Having to write expect/actual won't do at all.
fun Instant.Companion.parseWithBasicOffset(string: String): Instant {
var lastDigit = string.length
while (lastDigit > 0 && string[lastDigit - 1].isDigit()) { --lastDigit }
val digits = string.length - lastDigit // how many digits are there at the end of the string
if (digits <= 2)
return parse(string) // no issue in any case
var newString = string.substring(0, lastDigit + 2)
lastDigit += 2
while (lastDigit < string.length) {
newString += ":" + string.substring(lastDigit, lastDigit + 2)
lastDigit += 2
}
return parse(newString)
}
As a workaround, define this function in common code.
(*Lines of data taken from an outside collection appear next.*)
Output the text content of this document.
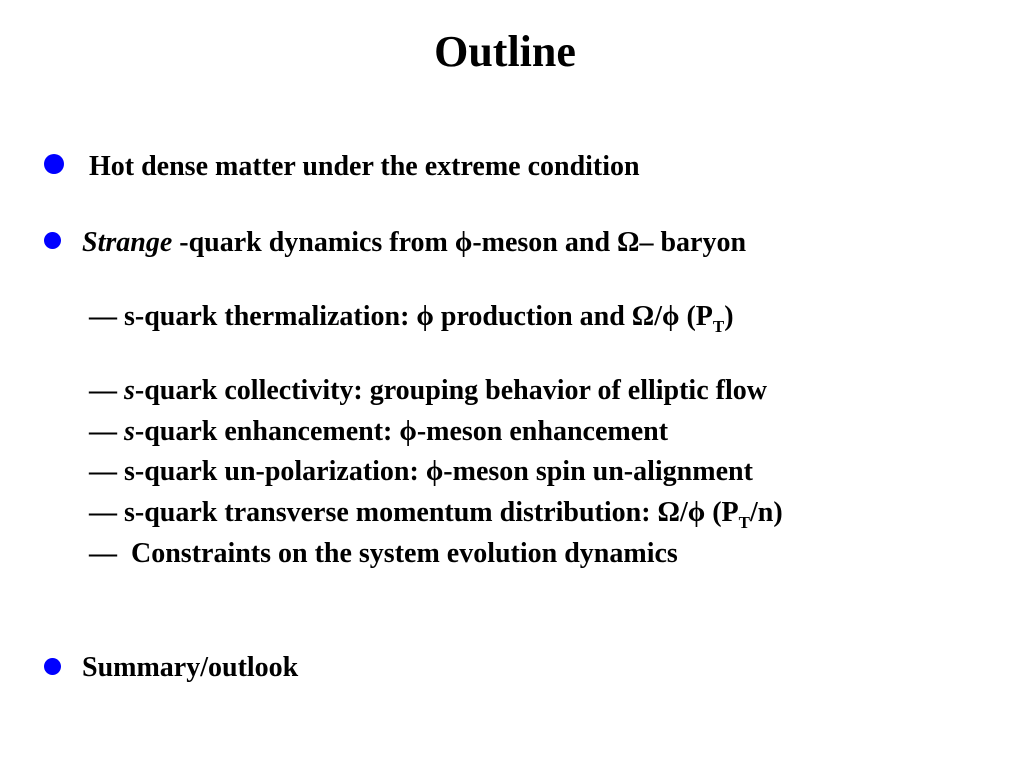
Outline
Hot dense matter under the extreme condition
Strange -quark dynamics from ϕ-meson and Ω– baryon
— s-quark thermalization: ϕ production and Ω/ϕ $(P_T)$
— s-quark collectivity: grouping behavior of elliptic flow
— s-quark enhancement: ϕ-meson enhancement
— s-quark un-polarization: ϕ-meson spin un-alignment
— s-quark transverse momentum distribution: Ω/ϕ $(P_T/n)$
—  Constraints on the system evolution dynamics
Summary/outlook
For (somewhat) valid instants, it adds : between every two digits in the offset. For invalid instants, the errors won't look pretty though.
Example:
assertEquals("2019-12-31T06:02:01.010203040Z",
Instant.parseWithBasicOffset("2020-01-01T00:01:01.010203040+1759").toString())
assertEquals("2019-12-31T06:02:01.010203040Z",
Instant.parseWithBasicOffset("2020-01-01T00:01:01.010203040+17:59").toString())
Thank you @dkhalanskyjb for the snippet.